Они были возле дома Фукса. Мерзлая земля звенела под ногами. Пошел мелкий снег.

— Часто я в Остраве думала: неужели все, что мы сейчас затеваем, напрасно? Ведь надежды так мало, в сущности — никакой. И не лучше ли было просто написать им о нашем браке?.. Но нет, так лучше. Надо расстаться. Полагаются похороны. Только б они не были слишком шумные.

Они шли мимо ворот Каца. Смеркалось. И если Ганеле думала, представляя себе этот момент, что у нее будет колотиться сердце, — она ошиблась. Она даже не обратила внимания, где они.

Вот они подошли к дому Шафара. Большому, обветшалому, вырисовывающемуся в вечерних сумерках среди снегопада. Дедушкин дом!

Она не сказала ему об этом, даже когда они оказались перед самым домом. Только остановилась и судорожно сжала его руку.

— Любимый мой, не оставляй меня!

Не по ее спокойному голосу, а по нежному слову, с которым она впервые обратилась к нему, он понял всю ее тоску. А она уже взбежала на галерею по трем старым мельничным жерновам, служившим ступеньками, и решительно открыла дверь на кухню.

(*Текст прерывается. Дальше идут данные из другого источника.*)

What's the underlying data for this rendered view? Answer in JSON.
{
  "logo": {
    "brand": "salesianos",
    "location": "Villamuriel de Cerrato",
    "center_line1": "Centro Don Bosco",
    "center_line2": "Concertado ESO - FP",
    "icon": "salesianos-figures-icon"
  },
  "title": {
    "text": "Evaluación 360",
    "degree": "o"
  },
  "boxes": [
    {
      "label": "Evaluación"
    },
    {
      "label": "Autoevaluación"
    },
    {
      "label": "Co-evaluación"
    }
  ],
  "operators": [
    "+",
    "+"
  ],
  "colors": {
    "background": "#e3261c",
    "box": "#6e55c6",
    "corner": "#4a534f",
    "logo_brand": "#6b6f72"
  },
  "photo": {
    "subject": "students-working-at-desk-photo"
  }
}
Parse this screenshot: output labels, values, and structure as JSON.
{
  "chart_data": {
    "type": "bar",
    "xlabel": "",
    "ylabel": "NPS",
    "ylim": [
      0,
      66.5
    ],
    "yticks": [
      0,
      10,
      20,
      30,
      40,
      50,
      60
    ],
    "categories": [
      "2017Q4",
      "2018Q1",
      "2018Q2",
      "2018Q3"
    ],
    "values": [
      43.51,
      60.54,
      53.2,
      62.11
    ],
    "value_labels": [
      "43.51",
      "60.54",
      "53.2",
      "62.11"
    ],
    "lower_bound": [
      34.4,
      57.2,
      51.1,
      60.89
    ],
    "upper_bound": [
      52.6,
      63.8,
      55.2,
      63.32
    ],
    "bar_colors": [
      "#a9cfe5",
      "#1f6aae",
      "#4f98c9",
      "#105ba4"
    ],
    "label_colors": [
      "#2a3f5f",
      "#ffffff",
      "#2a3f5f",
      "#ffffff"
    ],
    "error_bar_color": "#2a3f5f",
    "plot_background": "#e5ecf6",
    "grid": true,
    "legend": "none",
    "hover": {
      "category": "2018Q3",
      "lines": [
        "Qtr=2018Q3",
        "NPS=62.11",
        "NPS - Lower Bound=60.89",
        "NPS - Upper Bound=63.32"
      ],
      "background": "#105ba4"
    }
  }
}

Иво Караджич вошел вслед за нею. Шагнул в темноту и не увидал ничего, кроме отблесков огня на печной дверце. Но Ганеле подошла к какой-то неясной тени.

— Это я, мамочка! — и слилась с ней, видимо, в объятии.

— Отец, отец! — радостно закричала мать.

— Это господин Караджич, — представила Ганеле.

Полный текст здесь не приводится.